Stock, Women & Writing
[Invitation to assist in the burial of Enfantin’s mother]
Folio [25.7 x 20.2 cm], on headed paper of the ‘Religion Saint-Simonienne’. Centrally creased in both directions from folding. Ephemerally-printed single leaf invitation (intended to be completed in manuscript) from Michel Chevalier, de-facto secretary of the Saint-Simonians, shedding some light on the internal machinations of the movement during its twilight days. In May 1832 its public meeting-halls would be closed by the government, and later that year the Père Suprême Barthélemy-Prosper Enfantin would be briefly imprisoned.
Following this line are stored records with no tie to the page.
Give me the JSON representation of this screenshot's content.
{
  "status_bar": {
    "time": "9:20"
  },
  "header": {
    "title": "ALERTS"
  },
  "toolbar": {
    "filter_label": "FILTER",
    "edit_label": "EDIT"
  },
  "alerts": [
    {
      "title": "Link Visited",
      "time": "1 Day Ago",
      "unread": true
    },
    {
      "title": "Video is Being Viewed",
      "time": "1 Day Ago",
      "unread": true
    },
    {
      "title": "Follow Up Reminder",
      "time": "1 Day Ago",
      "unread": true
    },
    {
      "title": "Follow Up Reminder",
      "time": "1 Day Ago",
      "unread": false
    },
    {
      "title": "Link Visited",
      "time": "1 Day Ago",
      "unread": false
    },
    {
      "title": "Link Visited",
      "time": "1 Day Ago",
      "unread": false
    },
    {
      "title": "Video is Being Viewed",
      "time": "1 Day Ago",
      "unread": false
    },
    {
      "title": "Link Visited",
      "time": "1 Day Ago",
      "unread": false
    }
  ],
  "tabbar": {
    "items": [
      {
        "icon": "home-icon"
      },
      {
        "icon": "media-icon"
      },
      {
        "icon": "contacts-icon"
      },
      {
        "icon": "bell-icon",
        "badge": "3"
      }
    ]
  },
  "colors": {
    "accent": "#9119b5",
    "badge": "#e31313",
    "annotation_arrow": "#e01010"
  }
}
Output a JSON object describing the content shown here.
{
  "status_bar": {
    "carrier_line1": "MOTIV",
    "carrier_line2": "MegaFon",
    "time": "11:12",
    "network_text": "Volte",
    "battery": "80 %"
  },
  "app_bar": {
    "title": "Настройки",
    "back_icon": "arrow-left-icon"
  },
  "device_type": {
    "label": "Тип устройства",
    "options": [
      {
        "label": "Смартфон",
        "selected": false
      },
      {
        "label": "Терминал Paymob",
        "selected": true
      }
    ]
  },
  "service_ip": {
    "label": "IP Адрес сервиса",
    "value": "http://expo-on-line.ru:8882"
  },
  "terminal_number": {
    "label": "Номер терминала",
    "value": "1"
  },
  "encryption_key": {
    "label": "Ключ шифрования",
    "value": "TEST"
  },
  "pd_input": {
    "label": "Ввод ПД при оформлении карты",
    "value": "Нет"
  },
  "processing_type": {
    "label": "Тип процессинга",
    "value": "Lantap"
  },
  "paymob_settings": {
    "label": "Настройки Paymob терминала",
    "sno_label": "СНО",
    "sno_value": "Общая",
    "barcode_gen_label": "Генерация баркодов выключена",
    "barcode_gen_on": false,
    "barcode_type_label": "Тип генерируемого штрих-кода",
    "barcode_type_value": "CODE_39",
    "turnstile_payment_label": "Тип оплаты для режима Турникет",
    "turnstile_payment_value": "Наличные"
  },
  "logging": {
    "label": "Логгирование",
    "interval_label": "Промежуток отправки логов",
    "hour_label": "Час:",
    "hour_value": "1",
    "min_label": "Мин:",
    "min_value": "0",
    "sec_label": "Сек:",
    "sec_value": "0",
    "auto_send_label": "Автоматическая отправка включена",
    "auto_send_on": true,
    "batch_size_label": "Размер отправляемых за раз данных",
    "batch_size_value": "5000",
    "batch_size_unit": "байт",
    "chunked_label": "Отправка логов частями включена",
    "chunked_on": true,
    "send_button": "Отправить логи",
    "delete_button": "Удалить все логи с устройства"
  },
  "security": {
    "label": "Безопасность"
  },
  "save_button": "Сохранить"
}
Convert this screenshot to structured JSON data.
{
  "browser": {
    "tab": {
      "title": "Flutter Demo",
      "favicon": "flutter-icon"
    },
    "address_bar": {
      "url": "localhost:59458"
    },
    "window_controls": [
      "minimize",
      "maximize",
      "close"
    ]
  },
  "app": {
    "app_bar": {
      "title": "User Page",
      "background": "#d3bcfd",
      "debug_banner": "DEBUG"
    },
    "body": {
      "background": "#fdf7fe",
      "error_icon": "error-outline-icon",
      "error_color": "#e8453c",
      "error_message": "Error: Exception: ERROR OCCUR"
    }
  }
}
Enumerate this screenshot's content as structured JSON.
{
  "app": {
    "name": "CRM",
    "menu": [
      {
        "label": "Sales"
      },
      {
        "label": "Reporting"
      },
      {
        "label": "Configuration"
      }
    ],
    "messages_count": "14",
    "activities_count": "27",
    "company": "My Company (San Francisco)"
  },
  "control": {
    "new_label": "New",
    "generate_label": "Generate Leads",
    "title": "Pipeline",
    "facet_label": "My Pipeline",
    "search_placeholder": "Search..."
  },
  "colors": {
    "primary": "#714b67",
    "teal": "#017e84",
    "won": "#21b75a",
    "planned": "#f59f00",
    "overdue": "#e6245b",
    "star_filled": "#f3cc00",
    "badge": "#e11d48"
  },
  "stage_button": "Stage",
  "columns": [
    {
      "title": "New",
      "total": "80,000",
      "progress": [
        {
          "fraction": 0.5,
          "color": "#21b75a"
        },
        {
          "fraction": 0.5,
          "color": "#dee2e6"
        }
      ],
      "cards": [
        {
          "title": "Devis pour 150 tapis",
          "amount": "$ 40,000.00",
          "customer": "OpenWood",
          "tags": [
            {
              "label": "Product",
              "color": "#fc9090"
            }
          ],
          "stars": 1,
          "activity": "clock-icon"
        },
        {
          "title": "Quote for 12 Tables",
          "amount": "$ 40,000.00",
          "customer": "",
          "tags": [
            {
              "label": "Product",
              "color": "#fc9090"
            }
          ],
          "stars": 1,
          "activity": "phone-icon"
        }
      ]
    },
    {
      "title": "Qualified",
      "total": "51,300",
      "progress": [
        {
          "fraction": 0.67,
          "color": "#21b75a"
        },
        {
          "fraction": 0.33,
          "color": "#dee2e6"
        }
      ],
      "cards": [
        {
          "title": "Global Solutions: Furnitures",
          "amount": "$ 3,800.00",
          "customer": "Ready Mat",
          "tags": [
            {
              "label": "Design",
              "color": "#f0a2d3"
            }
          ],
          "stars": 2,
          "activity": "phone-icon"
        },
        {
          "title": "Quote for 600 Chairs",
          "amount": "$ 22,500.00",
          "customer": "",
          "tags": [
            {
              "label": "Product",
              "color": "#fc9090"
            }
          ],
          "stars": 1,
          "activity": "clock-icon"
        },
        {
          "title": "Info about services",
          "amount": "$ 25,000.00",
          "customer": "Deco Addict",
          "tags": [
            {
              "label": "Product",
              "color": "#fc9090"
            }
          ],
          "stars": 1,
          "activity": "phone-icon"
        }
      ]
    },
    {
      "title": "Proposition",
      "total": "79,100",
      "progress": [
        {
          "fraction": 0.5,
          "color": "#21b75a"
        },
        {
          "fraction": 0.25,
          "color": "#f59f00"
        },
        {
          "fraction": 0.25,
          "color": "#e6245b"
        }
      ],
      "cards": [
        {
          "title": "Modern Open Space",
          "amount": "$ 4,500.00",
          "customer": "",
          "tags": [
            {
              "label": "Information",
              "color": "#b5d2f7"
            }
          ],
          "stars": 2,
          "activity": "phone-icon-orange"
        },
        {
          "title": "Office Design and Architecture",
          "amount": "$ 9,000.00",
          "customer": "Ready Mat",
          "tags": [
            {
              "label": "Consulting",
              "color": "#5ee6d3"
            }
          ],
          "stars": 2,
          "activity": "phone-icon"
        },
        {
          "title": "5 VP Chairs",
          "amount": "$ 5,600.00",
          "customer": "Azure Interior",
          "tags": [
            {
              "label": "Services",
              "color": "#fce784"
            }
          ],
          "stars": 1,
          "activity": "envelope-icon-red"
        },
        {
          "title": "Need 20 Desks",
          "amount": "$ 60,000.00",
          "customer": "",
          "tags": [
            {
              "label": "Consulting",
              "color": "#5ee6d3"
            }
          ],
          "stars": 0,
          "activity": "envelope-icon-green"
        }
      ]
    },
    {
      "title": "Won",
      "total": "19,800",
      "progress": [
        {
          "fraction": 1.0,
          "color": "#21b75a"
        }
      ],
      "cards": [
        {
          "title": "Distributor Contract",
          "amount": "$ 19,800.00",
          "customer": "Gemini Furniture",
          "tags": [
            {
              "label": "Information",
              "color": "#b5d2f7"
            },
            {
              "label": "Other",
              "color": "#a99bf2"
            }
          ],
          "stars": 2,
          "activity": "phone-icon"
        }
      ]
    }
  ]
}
Thanks to the ongoing cost of the trial against him, the funeral for Enfantin’s mother took place at a strenuous time for the movement. Pamela M. Pilbeam (Saint-Simonians in Nineteenth-Century France: From Free Love to Algeria, 2014) describes it thus: “The luxurious lifestyle of rue Monsigny was no longer tenable. Enfantin made necessity a virtue by organizing a low cost ‘monastic’ alternative. On 22 April he led several hundred of his acolytes directly from his mother’s funeral (she died of cholera) to his family’s country home at Ménilmontant, on the western outskirts of Paris. About 40 men agreed to join him in a ‘retreat’ until the trial…” (p. 52). The present invitation was evidently printed on the day of Madame Enfantin’s death (“ce matin”) and perhaps suggests that the funeral, and the subsequent move to Ménilmontant, was rather hastily organized. Chevalier requests that the recipient join the ‘convoy’ which will be departing the following day – Monday the 23rd, at precisely noon. * Unrecorded in OCLC etc.